Jessica Rogers, a 22-year-old college student, was diagnosed with Ewing’s sarcoma. A Seattle oncologist recommended that she undergo four cycles of chemotherapy—consisting of vincristine, doxorubicin, and cyclophosphamide (VAC) alternating with ifosfamide and etoposide (IE)—to shrink the tumor, surgery to remove it, and postoperative chemotherapy. The maximum dosage of doxorubicin under this protocol was 375 mg/m2. Rogers, who wished to have treatment close to her home north of the city, then consulted oncologist Bruce Mathey, who worked at North Puget Cancer Center, which is operated by United General Hospital.

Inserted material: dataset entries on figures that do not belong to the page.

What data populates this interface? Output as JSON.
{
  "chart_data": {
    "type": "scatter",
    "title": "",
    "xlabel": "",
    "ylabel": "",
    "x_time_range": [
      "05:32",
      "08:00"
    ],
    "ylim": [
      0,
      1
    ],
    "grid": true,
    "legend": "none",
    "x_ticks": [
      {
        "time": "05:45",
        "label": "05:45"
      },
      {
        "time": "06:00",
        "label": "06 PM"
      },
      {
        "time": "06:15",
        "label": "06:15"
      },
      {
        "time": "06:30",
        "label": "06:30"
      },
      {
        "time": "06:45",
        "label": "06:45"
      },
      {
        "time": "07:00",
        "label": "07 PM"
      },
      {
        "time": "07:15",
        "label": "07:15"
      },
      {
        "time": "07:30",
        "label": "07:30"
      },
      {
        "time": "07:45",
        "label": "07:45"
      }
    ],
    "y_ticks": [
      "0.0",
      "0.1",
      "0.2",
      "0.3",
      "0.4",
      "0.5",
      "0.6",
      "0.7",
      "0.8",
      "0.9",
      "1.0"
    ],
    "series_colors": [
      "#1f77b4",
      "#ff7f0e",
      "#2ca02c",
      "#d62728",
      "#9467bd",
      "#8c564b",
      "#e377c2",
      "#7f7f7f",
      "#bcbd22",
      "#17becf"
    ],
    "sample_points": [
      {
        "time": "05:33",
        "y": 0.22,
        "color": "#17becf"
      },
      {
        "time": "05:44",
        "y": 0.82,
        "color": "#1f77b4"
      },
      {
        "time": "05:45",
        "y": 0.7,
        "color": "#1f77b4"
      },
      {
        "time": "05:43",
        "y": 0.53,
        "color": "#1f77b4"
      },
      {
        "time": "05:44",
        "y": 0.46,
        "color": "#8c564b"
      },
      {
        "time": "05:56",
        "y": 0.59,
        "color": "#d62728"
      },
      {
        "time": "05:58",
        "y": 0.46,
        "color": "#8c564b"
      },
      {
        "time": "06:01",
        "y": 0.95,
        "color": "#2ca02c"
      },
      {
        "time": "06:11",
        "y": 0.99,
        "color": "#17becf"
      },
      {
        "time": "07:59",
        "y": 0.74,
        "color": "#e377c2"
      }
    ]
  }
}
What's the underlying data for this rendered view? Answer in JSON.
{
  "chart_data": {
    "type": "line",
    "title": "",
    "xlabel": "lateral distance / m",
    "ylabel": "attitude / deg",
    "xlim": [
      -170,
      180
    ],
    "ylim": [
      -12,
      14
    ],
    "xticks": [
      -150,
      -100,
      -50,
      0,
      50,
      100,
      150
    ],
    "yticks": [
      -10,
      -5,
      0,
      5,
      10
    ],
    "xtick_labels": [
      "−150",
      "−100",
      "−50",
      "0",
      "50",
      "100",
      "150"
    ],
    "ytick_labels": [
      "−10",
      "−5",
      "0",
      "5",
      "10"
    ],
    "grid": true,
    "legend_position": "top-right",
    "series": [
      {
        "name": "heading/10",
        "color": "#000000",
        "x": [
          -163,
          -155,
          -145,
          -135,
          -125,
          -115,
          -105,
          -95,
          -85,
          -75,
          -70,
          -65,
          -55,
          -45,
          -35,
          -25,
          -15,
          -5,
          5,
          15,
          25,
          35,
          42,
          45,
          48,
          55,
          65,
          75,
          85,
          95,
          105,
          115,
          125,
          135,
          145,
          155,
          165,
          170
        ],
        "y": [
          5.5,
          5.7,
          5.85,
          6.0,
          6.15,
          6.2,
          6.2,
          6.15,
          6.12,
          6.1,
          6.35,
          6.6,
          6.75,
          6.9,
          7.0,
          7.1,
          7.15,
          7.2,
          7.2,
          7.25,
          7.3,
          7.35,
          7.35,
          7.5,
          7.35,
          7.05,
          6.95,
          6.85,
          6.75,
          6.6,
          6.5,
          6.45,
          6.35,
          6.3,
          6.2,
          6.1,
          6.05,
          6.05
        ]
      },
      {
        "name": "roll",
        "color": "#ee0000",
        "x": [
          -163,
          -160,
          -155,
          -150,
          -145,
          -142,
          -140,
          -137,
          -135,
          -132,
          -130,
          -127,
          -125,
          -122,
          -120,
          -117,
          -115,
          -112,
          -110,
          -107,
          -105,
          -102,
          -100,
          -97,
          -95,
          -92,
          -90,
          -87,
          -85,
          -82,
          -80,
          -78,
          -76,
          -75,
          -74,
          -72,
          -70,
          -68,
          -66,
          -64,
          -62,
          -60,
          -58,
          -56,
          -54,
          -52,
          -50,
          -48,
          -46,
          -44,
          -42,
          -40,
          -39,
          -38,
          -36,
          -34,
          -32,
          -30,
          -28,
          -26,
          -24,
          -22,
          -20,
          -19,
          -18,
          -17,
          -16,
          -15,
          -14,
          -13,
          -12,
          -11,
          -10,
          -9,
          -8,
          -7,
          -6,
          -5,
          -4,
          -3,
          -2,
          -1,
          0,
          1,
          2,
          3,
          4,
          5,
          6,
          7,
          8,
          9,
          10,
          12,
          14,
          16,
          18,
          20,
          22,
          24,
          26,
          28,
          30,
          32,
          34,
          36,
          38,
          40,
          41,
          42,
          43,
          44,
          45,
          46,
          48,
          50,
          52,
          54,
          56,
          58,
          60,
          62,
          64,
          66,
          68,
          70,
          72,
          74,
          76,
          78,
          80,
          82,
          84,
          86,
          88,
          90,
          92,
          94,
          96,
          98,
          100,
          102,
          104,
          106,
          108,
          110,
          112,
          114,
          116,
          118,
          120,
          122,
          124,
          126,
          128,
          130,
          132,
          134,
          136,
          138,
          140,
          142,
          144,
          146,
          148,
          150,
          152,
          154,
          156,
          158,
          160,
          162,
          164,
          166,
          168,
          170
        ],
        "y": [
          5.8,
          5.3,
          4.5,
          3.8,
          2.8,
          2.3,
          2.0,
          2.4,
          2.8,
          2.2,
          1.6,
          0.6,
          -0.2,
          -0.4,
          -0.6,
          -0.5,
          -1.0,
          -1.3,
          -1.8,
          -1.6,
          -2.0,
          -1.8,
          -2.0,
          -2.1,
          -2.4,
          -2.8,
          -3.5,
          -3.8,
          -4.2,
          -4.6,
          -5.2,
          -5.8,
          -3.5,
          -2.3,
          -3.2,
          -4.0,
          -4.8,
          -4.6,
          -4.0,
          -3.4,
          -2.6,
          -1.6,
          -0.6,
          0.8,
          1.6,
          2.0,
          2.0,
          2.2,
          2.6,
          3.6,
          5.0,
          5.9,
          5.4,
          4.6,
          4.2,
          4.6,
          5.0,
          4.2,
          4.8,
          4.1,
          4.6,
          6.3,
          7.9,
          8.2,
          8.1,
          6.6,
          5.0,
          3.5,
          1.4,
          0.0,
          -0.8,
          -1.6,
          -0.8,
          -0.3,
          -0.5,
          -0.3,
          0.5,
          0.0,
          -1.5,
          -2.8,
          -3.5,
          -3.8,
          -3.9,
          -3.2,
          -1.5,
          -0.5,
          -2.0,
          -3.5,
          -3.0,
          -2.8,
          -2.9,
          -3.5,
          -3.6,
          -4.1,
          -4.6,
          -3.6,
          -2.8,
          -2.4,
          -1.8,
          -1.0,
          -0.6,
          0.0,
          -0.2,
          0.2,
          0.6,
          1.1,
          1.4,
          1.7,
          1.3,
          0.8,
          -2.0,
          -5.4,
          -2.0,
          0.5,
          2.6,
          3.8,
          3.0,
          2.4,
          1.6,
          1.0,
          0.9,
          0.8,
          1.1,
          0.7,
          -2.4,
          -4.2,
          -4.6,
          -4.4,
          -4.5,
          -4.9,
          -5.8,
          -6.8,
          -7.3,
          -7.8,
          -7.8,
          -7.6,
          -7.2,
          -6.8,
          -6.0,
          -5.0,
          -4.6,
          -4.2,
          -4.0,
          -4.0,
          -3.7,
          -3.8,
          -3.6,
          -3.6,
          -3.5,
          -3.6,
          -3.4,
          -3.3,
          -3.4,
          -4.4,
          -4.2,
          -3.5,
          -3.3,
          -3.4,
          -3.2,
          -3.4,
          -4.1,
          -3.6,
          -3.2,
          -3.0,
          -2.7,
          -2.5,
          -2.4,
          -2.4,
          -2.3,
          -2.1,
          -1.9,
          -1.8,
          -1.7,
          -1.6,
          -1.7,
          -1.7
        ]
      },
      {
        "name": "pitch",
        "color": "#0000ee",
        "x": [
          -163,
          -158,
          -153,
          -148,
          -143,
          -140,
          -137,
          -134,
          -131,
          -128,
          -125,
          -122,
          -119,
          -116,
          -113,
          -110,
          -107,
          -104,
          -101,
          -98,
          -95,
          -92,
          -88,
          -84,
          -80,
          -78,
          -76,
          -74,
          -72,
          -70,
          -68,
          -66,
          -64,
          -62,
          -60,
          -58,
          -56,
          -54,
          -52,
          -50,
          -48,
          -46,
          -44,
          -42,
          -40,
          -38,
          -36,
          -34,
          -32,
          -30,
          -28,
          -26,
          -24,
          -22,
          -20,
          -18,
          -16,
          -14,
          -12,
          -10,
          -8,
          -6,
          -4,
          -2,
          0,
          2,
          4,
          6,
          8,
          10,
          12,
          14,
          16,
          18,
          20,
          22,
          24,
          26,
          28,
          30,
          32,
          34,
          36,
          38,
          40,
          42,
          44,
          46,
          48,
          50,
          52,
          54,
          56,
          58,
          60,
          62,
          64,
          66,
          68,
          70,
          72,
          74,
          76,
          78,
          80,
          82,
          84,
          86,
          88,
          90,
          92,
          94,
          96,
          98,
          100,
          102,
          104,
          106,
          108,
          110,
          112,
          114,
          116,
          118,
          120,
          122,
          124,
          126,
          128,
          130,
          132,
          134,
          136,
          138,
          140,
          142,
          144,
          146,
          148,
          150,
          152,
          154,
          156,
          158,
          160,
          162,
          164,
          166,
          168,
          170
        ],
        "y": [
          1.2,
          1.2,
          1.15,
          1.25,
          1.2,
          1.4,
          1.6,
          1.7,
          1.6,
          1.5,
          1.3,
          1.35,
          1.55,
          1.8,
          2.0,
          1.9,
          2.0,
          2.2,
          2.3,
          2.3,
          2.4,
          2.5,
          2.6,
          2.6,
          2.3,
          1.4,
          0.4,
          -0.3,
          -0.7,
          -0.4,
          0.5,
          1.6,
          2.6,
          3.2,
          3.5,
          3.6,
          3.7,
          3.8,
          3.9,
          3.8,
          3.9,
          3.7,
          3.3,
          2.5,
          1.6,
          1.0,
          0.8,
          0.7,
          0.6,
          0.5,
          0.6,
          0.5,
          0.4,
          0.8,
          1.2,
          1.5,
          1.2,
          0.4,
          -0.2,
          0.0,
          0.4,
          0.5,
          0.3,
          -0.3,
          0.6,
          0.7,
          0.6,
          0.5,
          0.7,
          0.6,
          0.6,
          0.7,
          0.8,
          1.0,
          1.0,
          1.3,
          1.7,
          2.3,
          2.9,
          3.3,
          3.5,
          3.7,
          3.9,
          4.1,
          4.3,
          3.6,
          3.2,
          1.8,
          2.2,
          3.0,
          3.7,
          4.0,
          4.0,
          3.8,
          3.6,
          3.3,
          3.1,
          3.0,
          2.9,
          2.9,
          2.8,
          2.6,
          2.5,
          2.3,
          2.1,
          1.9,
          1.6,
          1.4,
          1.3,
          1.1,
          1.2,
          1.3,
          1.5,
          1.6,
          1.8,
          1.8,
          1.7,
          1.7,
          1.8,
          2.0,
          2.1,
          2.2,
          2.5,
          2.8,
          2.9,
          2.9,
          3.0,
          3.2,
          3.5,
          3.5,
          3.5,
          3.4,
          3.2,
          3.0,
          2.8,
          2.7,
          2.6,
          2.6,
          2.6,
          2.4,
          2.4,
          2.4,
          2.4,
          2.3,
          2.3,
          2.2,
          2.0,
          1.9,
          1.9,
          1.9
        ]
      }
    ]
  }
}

During the next 11 months, Mathey administered nine cycles of VAC, including 675 mg/m2 of doxorubicin, and eight courses of IE. Rogers later developed doxorubicin-induced heart failure, necessitating extensive hospitalizations and multiple surgeries, one of which was an attempt to save her life. Now 28, she needs a heart transplant.
Rogers sued Mathey, his practice, and United General, alleging negligent administration of chemotherapy, particularly the excessive dose of doxorubicin. The plaintiff claimed that Mathey had never treated Ewing’s sarcoma and was unfamiliar with any protocol that allowed for such a dosage of doxorubicin.
The parties settled for $12 million, the defendants’ policy limits. The hospital paid $10 million, and Mathey and his practice each paid $1 million.
Citation: Rogers v. Mathey, No. 14-2-00629-5 (Wash. Super. Ct. Skagit Cnty. May 3, 2016).
Plaintiff counsel: AAJ member Robert N. Gellatly, Seattle.